Alle undici della sera, tuttavia, la morte torna a gettare i suoi dadi a Blackheath House. Nell’attimo in cui esplodono nell’aria i preannunciati fuochi d’artificio, Evelyn, la giovane e bella figlia di Lord Peter e Lady Helena, scivola lentamente nell’acqua del laghetto che orna il giardino antistante la casa. Morta, per un colpo di pistola al ventre.
Un tragico decesso che non pone fine alle crudeli sorprese della festa. L’invito al ballo si rivela un gioco spietato, una trappola inaspettata per i convenuti a Blackheath House e per uno di loro in particolare: Aiden Bishop.

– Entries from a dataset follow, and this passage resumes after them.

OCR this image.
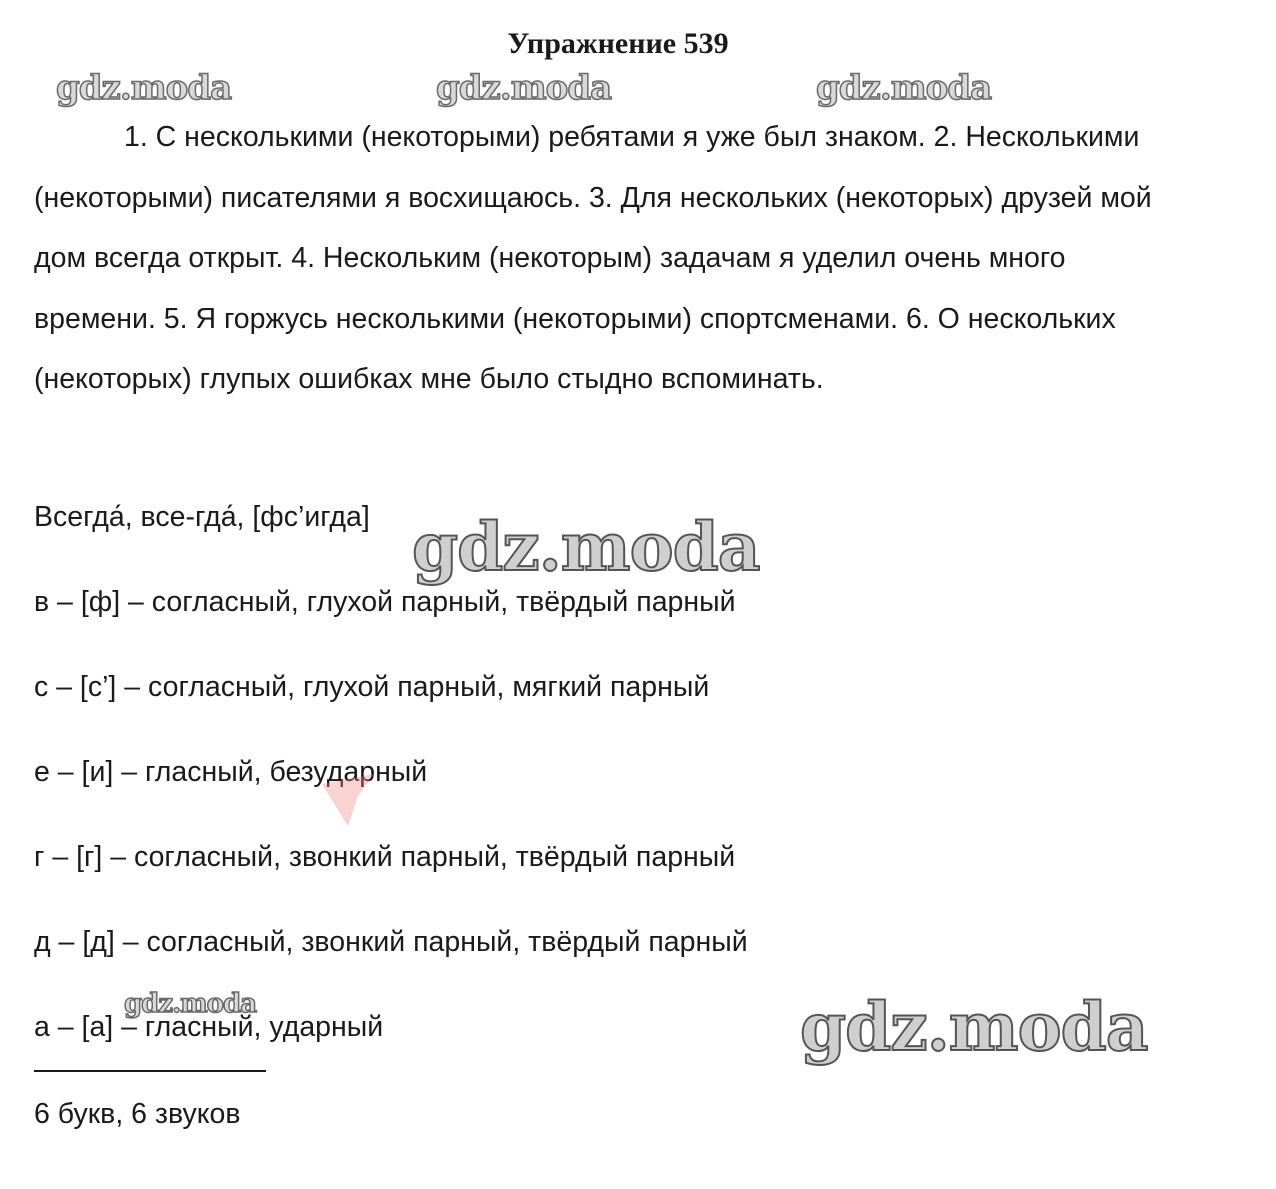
Упражнение 539

1. С несколькими (некоторыми) ребятами я уже был знаком. 2. Несколькими (некоторыми) писателями я восхищаюсь. 3. Для нескольких (некоторых) друзей мой дом всегда открыт. 4. Нескольким (некоторым) задачам я уделил очень много времени. 5. Я горжусь несколькими (некоторыми) спортсменами. 6. О нескольких (некоторых) глупых ошибках мне было стыдно вспоминать.

Всегда́, все-гда́, [фс’игда]
в – [ф] – согласный, глухой парный, твёрдый парный
с – [с’] – согласный, глухой парный, мягкий парный
е – [и] – гласный, безударный
г – [г] – согласный, звонкий парный, твёрдый парный
д – [д] – согласный, звонкий парный, твёрдый парный
а – [а] – гласный, ударный
6 букв, 6 звуков
gdz.moda	gdz.moda	gdz.moda
gdz.moda
gdz.moda
gdz.moda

Evelyn Hardcastle non morirà, infatti, una volta sola. Finché Aiden non risolverà il mistero della sua morte, la scena della caduta nell’acqua si ripeterà, incessantemente, giorno dopo giorno. E ogni volta si concluderà con il fatidico colpo di pistola.
La sola via per porre fine a questo tragico gioco è identificare l’assassino. Ma, al sorgere di ogni nuovo giorno, Aiden si sveglia nel corpo di un ospite differente. E qualcuno è determinato a impedirgli di fuggire da Blackheath House…

Questo romanzo, dove è sempre valida la regola che “niente è come sembra”, proprio per lo stratagemma del ciclo temporale che si ripete più volte, ma con personaggi diversi, rientra solo in parte nei confini del tradizionale romanzo giallo, per diventare invece una stimolante ed inedita sfida contro il tempo e con se stessi.


Accolto dall’entusiasmo della critica al suo apparire, vincitore del Costa First Novel Award, Le sette morti di Evelyn Hardcastle è, come ha scritto il Financial Times, «qualcosa in cui il lettore non si è mai imbattuto fino ad ora», un romanzo geniale in cui Agatha Christie incontra Black Mirror.